Accounting Methodology of Determining Depreciation and Useful life
When it comes to capitalized machinery & equipment on a company’s books, accountants treat depreciation and useful life according to accepted principles. One such principle is the Modified Accelerated Cost Recovery System (MACRS). This method is based around a uniform, straight line reduction in value, or depreciation, which starts with the acquisition price of the equipment and amortizes that price, or initial value, equally over a standardized term, usually five to seven years. The endpoint of the depreciation is typically zero.

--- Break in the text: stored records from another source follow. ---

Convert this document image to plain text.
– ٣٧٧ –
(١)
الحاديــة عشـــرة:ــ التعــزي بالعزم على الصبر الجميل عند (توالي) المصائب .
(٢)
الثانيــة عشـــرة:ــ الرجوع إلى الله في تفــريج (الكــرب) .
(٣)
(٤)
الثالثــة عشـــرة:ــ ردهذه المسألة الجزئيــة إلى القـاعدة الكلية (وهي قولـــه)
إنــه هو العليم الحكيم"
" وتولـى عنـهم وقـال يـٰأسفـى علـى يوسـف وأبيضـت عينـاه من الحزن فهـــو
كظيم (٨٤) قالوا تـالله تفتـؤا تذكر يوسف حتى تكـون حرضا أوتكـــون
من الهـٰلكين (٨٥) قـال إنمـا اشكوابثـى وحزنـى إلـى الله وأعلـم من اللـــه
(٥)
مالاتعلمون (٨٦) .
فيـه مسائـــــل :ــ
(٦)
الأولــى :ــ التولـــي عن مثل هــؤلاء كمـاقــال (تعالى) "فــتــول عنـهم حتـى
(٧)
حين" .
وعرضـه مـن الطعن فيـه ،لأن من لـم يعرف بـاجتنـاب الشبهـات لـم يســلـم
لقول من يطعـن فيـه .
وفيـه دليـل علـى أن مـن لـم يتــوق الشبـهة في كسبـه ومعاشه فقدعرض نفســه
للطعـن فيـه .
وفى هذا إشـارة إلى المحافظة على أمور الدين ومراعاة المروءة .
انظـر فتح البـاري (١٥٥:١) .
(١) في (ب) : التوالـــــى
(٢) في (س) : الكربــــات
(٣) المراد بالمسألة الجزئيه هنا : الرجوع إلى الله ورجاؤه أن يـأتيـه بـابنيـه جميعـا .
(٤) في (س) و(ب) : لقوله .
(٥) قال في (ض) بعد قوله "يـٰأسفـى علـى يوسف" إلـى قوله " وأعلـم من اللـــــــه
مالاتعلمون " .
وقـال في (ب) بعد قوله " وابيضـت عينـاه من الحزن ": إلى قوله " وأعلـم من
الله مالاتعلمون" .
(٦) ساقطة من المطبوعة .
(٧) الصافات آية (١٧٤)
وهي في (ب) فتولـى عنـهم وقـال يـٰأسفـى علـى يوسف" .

An Appraiser’s Market Driven Methodology of Determining Depreciation and Useful Life
When appraisers value machinery & equipment, they research the market to find as much information as reasonably possible to estimate its current value. Depreciation and useful life are two components of this analysis, and can be determined through relevant third party sources that buy, sell and utilize the type of assets being appraised. This is a direct market derived approach to understanding these variables more in tune with the reality of how they are valued over time and how long they can reasonably be expected to operate effectively before needing major rebuilds/overhauls or retire from service entirely.
It is important to understand these factors and take them into account as part of a complete market analysis which will also include reviewing comparable sales of the equipment being appraised. Market comparable data can oftentimes be limited or inconsistent across different sources and a balanced understanding of market depreciation and useful life can complement this data and provide reasonableness checks to the comparable sales.
Developing Market Depreciation Curves for Asset Classes of Machinery & Equipment
Once an appraiser has completed a number of valuations in specific markets and industries, they can consider creating a database of values which results in the development of market driven depreciation curves that will further serve as a reasonable source of historical data to consider on future valuations. This would be similar to the concept of subscription databases that are publicly available in certain markets such as construction, automotive and over the road transportation in today’s resource networks.
In summary, when your business needs an updated true market assessment of value for their capital assets, always look to an accredited equipment appraiser to complete the assignment.